Scopoletin Contributes to Antibacterial Defense Independently of Immune Activation. (A) to (C) Pathogen infection assays in 10-d-old seedlings (A) and 5-week-old leaves ([B] and [C]). Bacteria were extracted from plants surface-inoculated with Pto DC3000 ([A] and [B]) and from leaves preinfiltrated with 0.1 nmol flg22 and 0.05 nmol soluble phenolic per leaf for 24 h prior to infiltration with Pto DC3000 (C). Data represent the mean ± sd of three (A), four (B), six ([C], left), and eight ([C], right) replicates. Different letters denote statistically significant differences (P < 0.05, two-tailed t test).
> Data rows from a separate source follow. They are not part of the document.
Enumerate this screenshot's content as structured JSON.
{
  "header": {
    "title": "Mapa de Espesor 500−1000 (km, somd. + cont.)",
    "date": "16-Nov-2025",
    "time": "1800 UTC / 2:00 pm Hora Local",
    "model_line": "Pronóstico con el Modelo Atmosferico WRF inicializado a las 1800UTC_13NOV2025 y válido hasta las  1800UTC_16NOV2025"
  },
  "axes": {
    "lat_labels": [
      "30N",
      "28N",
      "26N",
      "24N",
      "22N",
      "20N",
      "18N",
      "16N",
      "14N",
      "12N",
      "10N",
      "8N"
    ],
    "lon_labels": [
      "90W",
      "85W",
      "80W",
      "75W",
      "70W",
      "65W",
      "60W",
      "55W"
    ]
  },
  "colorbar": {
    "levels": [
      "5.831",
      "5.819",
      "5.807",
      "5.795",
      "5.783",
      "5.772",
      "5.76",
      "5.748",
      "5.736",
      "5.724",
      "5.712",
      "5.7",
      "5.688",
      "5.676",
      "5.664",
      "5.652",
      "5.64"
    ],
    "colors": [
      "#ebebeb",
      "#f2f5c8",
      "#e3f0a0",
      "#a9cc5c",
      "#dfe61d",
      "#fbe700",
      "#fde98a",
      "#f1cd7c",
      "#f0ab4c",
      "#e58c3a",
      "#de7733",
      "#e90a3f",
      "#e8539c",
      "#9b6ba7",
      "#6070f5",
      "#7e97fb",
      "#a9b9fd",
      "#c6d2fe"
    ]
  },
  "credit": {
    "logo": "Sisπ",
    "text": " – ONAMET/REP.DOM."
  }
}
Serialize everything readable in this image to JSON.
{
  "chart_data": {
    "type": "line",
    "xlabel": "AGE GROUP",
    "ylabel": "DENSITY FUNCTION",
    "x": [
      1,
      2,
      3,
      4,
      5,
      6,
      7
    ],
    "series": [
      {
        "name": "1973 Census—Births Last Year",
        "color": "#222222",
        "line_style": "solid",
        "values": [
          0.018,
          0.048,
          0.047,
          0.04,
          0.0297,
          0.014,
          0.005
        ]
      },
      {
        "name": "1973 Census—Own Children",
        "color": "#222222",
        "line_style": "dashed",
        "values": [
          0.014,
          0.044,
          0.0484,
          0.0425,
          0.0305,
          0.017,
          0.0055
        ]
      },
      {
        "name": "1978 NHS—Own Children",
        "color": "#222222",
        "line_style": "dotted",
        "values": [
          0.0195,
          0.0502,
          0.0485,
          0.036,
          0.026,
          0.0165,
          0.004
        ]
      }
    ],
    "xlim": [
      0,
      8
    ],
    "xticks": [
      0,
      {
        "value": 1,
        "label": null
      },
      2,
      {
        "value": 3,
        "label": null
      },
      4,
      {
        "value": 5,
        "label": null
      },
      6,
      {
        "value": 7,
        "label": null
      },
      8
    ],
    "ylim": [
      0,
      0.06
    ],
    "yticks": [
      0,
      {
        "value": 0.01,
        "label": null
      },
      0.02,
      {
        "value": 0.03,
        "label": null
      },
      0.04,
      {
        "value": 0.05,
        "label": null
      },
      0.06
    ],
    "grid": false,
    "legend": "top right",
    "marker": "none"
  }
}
FW, fresh weight. Experiments were repeated once ([A] and [B]) or twice (C), producing similar results. (D) Schematic of monolignol and branch pathways involved in preformed and inducible defenses against a bacterial pathogen (red).

Figure 8.

MYB15 Paralogs MYB13 and MYB14 Do Not Contribute to Defense-Induced Lignification. (A) Table of SG2-type R2R3-MYB genes transcriptionally activated in response to flg22 elicitation. Nine-day-old wild-type seedlings elicited with water or 1 µM flg22 for 3 h. Expression values are normalized to that of eIF4A1 housekeeping gene and relative to those of water-treated wild-type sample. Data represent mean of four replicates of 10 to 15 seedlings each. P value determined by two-tailed t test. (B) qPCR analysis of MYB13 and MYB14 genes in 9-d-old seedlings elicited with water or 1 µM flg22 for 3 h. Expression values are normalized to that of eIF4A1 housekeeping gene and relative to those of water-treated wild-type sample. Data represent mean ± sd of four replicates of 10 to 15 seedlings each. Different letters denote statistically significant differences (P < 0.05, two-tailed t test). (C) Lignin analysis by phloroglucinol-HCl staining. Nine-day-old seedlings elicited with 1 µM flg22 for 48 h. (E) qPCR analysis of PAL1 gene in 9-d-old seedlings elicited with 1 µM flg22 for 3 h. Expression values are normalized to that of eIF4A1 housekeeping gene and relative to those of wild-type sample. Data represent mean ± sd of four replicates of 10 to 15 seedlings each. Different letters denote statistically significant differences (P < 0.05, two-tailed t test).